China Still Rising, But More Slowly

As an addendum to my column in the May 11 JoC exploring the critical question of whether China will maintain its market share as a source of U.S. containerized imports as the world climbs out of recession, I heard after deadline from one of the most insightful commentators on China today, Stephen Roach, chairman of Morgan Stanley Asia. Roach has been critical of China recently, arguing that the nation is plowing too much money into infrastructure investment designed to support its export sector while neglecting the development of a social safety net that will encourage consumer spending. He believes that unlike the Asian flu of the late 1990s and the post-Sept. 11, recession, both of which China came barnstorming out of, this time will be different, in large part because the U.S. consumer can no longer be relied upon as the engine of global growth as it had in the run-up to the current recession.

But on the question of China’s market share in outsourced manufacturing, Roach believes China’s current policies will help it maintain and even grow its share. Here is what he said in response to an inquiry from the JoC: “I continue to expect China's share of global manufacturing to increase over the next five years -- albeit at a somewhat slower pace.
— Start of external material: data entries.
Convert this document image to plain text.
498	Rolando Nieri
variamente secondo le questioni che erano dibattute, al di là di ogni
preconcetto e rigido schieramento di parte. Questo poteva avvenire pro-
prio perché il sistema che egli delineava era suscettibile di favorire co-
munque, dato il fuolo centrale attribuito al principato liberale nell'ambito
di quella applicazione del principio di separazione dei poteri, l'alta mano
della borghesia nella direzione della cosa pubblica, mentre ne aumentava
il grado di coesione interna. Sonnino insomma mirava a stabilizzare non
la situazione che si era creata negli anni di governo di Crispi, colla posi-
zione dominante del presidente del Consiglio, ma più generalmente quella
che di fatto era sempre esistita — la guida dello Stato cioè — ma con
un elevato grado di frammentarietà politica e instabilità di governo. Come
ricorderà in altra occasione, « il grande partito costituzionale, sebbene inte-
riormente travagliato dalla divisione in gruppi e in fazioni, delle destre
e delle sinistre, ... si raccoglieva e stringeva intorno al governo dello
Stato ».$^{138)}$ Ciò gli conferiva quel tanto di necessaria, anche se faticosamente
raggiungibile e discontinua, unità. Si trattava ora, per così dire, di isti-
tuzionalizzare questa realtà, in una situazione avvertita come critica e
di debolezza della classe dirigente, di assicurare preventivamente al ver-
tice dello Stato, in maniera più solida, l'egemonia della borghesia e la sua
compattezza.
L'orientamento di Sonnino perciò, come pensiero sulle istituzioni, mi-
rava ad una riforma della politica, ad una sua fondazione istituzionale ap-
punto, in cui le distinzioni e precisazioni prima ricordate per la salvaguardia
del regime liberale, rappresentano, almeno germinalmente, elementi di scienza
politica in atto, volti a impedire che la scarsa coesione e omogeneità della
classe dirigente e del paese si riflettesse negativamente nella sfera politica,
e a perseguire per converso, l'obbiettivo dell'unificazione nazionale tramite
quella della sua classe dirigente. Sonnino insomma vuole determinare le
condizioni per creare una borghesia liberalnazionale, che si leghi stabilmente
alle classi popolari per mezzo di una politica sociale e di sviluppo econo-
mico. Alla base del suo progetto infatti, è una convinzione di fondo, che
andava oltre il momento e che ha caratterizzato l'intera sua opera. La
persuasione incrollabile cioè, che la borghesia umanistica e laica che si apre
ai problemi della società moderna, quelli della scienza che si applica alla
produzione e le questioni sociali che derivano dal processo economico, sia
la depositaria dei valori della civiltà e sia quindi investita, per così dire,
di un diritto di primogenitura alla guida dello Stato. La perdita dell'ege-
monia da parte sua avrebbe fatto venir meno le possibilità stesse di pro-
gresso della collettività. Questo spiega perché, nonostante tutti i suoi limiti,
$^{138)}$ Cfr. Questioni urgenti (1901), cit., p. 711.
This moderating trend reflects a likely leveling off of the export share of Chinese GDP, which has soared from 20% in 2001 to 36% in 2007. China's rebalancing imperatives -- shifting growth always from exports and investment, toward internal private consumption, should be key in leading to an eventual dampening of China's global export surge.”

The conclusion from Roach and others is this: upstart developing nations such as Vietnam and India will surely grow, but not at the expense of China.